Today, the claim that high numbers are the ultimate goal in all of these indexes has been amply validated, as they represent activity, presence, and dominance on the platform. Some people are obsessed with how many Twitter followers or likes they get. They want to have the most, the most, the most. These usually include users who record imaginary numbers or guarantee certain actions if other numbers are reached. “If this tweet gets 100 shares or likes,” the template says, “I’ll share some valuable information or insight with you on this or that topic.” Other times, they’ll celebrate a random round number like a thousand, five thousand, or more followers as a milestone, or share how many “unread emails” they have as proof of their importance.

But on the internet, a sense of accomplishment can come from low numbers. For example, in the “unread emails” example, low numbers may indicate someone who is actually completing all of their tasks. Likewise, the 8,818 emails piling up in my Gmail inbox seem like glaring evidence of my inability to separate, delete, and sort. personal stuff, the unpleasant feeling of hoarding, never mind that I’ve had this Gmail inbox for almost 20 years.
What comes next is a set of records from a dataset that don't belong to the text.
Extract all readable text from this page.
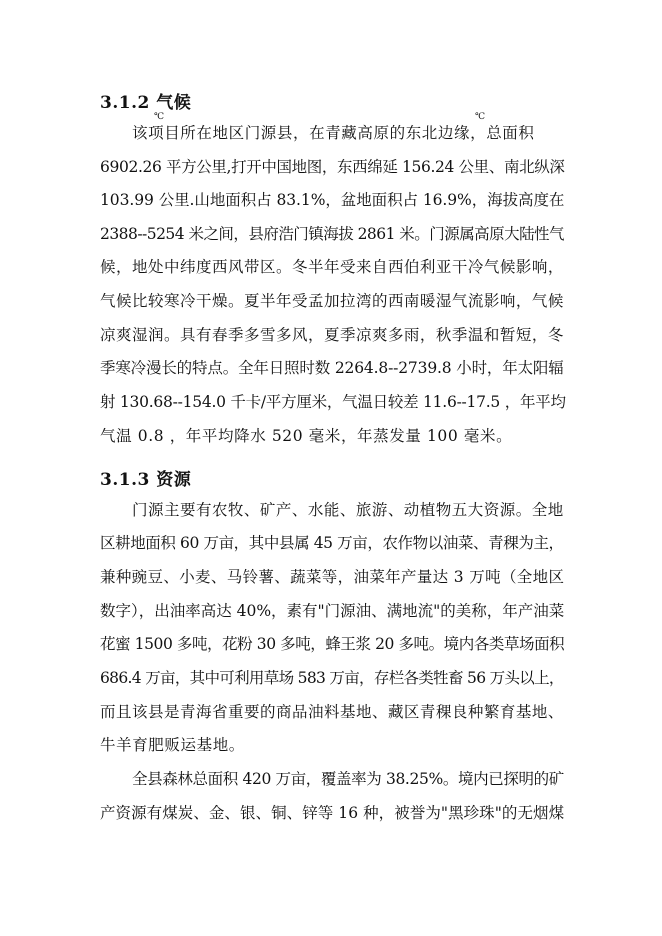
3.1.2 气候
℃	℃
该项目所在地区门源县，在青藏高原的东北边缘，总面积
6902.26 平方公里,打开中国地图，东西绵延 156.24 公里、南北纵深
103.99 公里.山地面积占 83.1%，盆地面积占 16.9%，海拔高度在
2388--5254 米之间，县府浩门镇海拔 2861 米。门源属高原大陆性气
候，地处中纬度西风带区。冬半年受来自西伯利亚干冷气候影响，
气候比较寒冷干燥。夏半年受孟加拉湾的西南暖湿气流影响，气候
凉爽湿润。具有春季多雪多风，夏季凉爽多雨，秋季温和暂短，冬
季寒冷漫长的特点。全年日照时数 2264.8--2739.8 小时，年太阳辐
射 130.68--154.0 千卡/平方厘米，气温日较差 11.6--17.5 ，年平均
气温 0.8 ，年平均降水 520 毫米，年蒸发量 100 毫米。
3.1.3 资源
门源主要有农牧、矿产、水能、旅游、动植物五大资源。全地
区耕地面积 60 万亩，其中县属 45 万亩，农作物以油菜、青稞为主，
兼种豌豆、小麦、马铃薯、蔬菜等，油菜年产量达 3 万吨（全地区
数字），出油率高达 40%，素有"门源油、满地流"的美称，年产油菜
花蜜 1500 多吨，花粉 30 多吨，蜂王浆 20 多吨。境内各类草场面积
686.4 万亩，其中可利用草场 583 万亩，存栏各类牲畜 56 万头以上，
而且该县是青海省重要的商品油料基地、藏区青稞良种繁育基地、
牛羊育肥贩运基地。
全县森林总面积 420 万亩，覆盖率为 38.25%。境内已探明的矿
产资源有煤炭、金、银、铜、锌等 16 种，被誉为"黑珍珠"的无烟煤
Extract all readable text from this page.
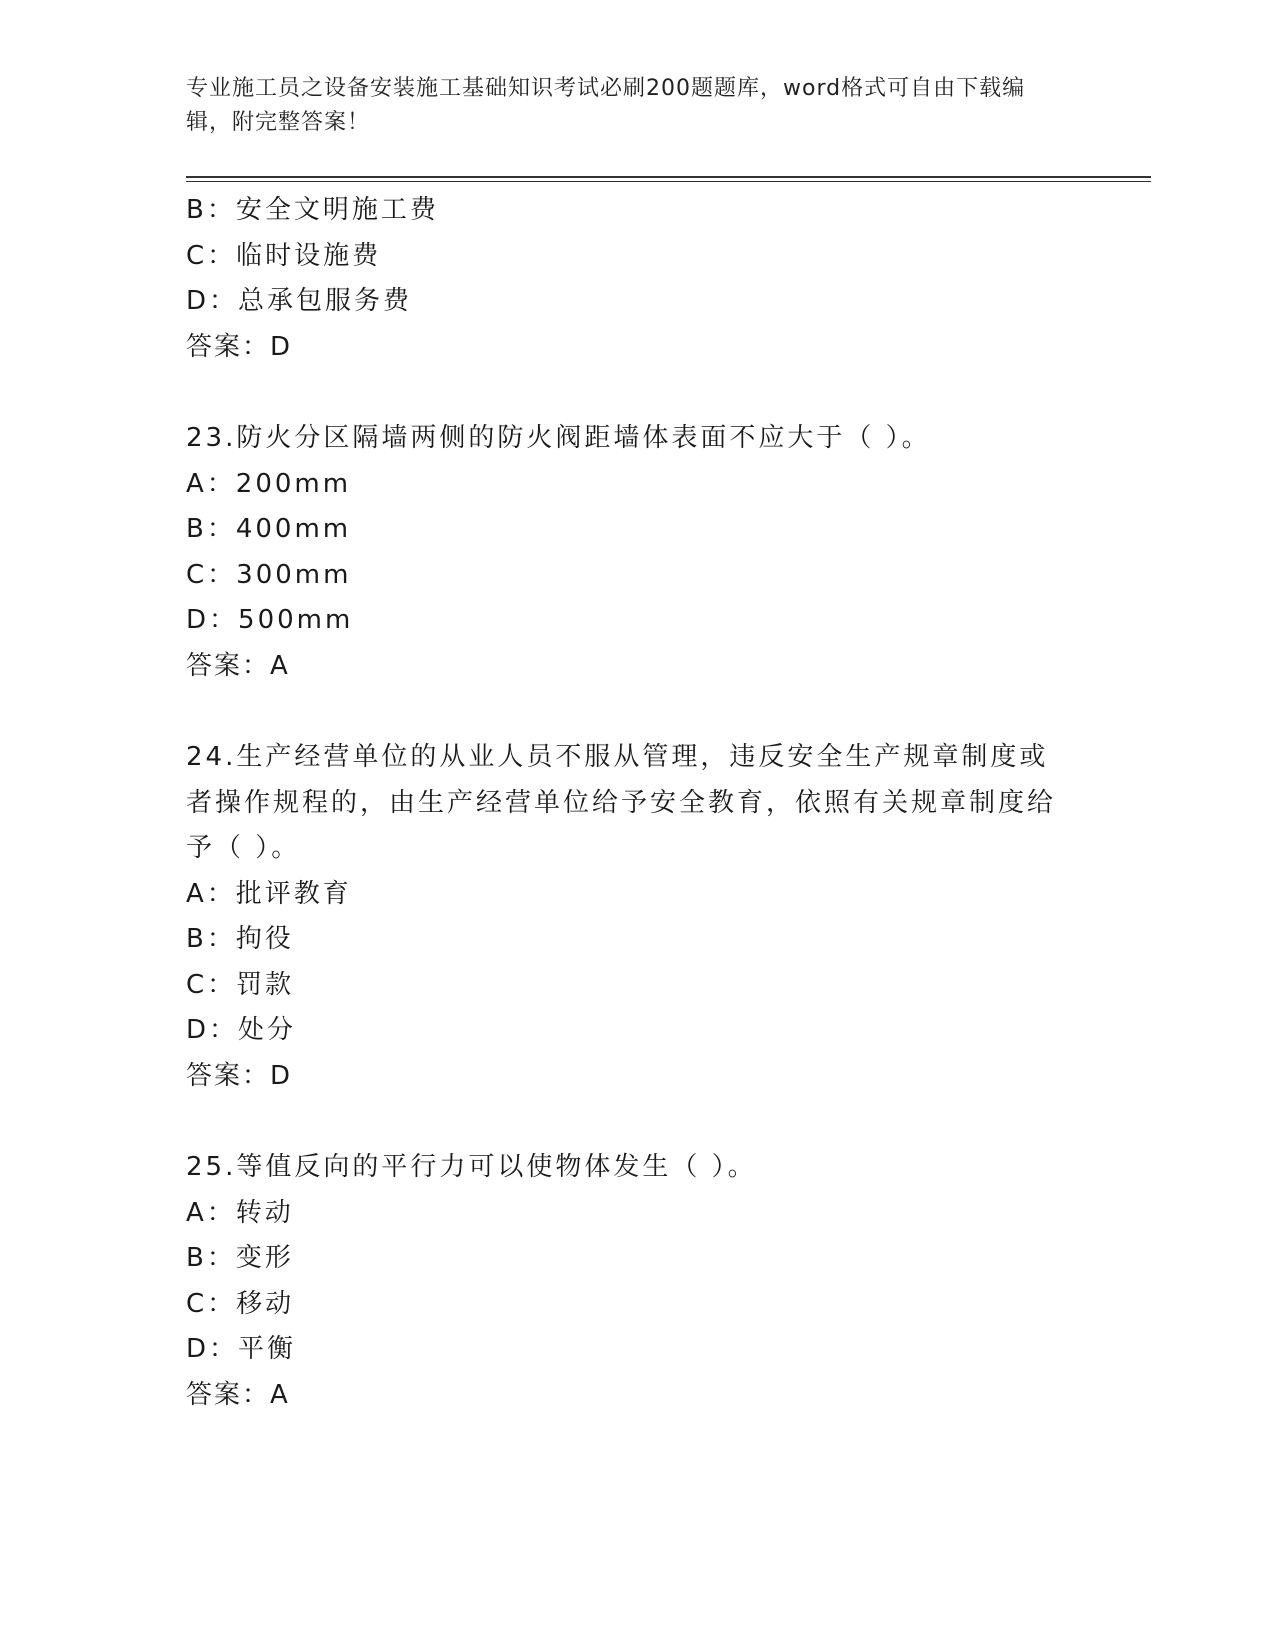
专业施工员之设备安装施工基础知识考试必刷200题题库，word格式可自由下载编辑，附完整答案！
B：安全文明施工费
C：临时设施费
D：总承包服务费
答案：D
23.防火分区隔墙两侧的防火阀距墙体表面不应大于（ ）。
A：200mm
B：400mm
C：300mm
D：500mm
答案：A
24.生产经营单位的从业人员不服从管理，违反安全生产规章制度或者操作规程的，由生产经营单位给予安全教育，依照有关规章制度给予（ ）。
A：批评教育
B：拘役
C：罚款
D：处分
答案：D
25.等值反向的平行力可以使物体发生（ ）。
A：转动
B：变形
C：移动
D：平衡
答案：A
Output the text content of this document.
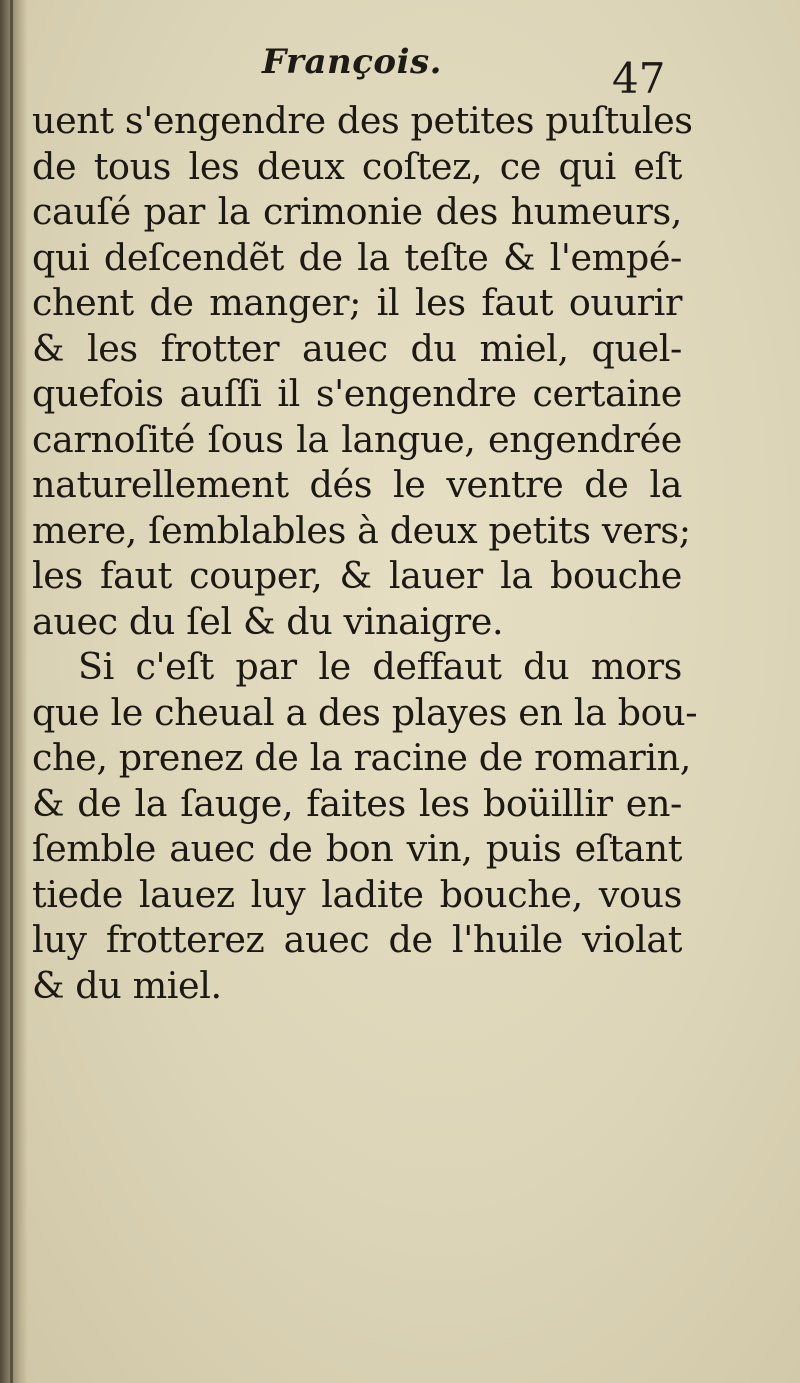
François.	47
uent s'engendre des petites puſtules
de tous les deux coſtez, ce qui eſt
cauſé par la crimonie des humeurs,
qui deſcendẽt de la teſte & l'empé-
chent de manger; il les faut ouurir
& les frotter auec du miel, quel-
quefois auſſi il s'engendre certaine
carnoſité ſous la langue, engendrée
naturellement dés le ventre de la
mere, ſemblables à deux petits vers;
les faut couper, & lauer la bouche
auec du ſel & du vinaigre.
Si c'eſt par le deffaut du mors
que le cheual a des playes en la bou-
che, prenez de la racine de romarin,
& de la ſauge, faites les boüillir en-
ſemble auec de bon vin, puis eſtant
tiede lauez luy ladite bouche, vous
luy frotterez auec de l'huile violat
& du miel.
After all, if these were real letters, it would not be intolerable or reasonable for me to keep them in my house. Similarly, the relatively low number of Tweets indicates self-monitoring or filtering skills, so that every thought that crosses the user’s mind does not immediately become speech in the public sphere. The user may also be careful about following a few people. their indifference to creating a supportive community around themselves or caring about what specific people have to say about the world.

It has been documented for years how the measurement of activity that is seen “on us” or “achieved” affects the internet. A lot has been written over the years about how collecting “likes” or “followers” on TikTok, Instagram or Facebook will create a new type of consumer culture: consuming “likes” means being recognized. Today, it is widely accepted that this dimension motivates users to produce responsive content. Over the years, the reactions on the networks became more and more extreme, tending to be more childish, mean and nasty. Measurement has made the internet so toxic that in a moment of weakness in 2019, Instagram announced that it would try to phase out like counters and redesign profile pages to make them less noticeable than before.

But the way “our” performance is measured also has a significant impact on behavior. A post that doesn’t get too many likes or shares on Facebook, Twitter or TikTok can be deleted, as if all its quality and relevance is determined by its success rate alone. Sometimes we delete a reply to a post that doesn’t get any response from its creators, perhaps because the lack of response will be interpreted as coldness or indifference, and we want to remove things from the internet that might seem unhealthy to an outside observer. tracking of users. Rules upon rules are unconsciously dictated by the internet’s autoquantity.

It does not matter for different social networks and platforms. Investing in creating quality, compelling or provocative content to see the indexes rise means spending long hours on those platforms; Investing in deleting tweets, emails, and also people you follow or are friends with on Facebook means spending long hours on these platforms. In any case, the goal is achieved. The only time an effort was made to challenge this was with the invention of some browser add-on that artificially removes the ability to see metrics – every tweet appears unliked, every influencer seems to have no followers, every tweet has no history.

Goodhart’s Law is turning in its grave, and content can suddenly be king again. Eliminating metrics not only puts content at the center, but also makes the internet less toxic and a little freer from the judgmental act of measuring our behavior and reflecting it back to us. It is important to remember that the good life was never imagined by philosophers in frozen numbers. A prosperous society is always defined by open and flexible thinking, numbers do not shape our choices about what we write, how we act and what we say.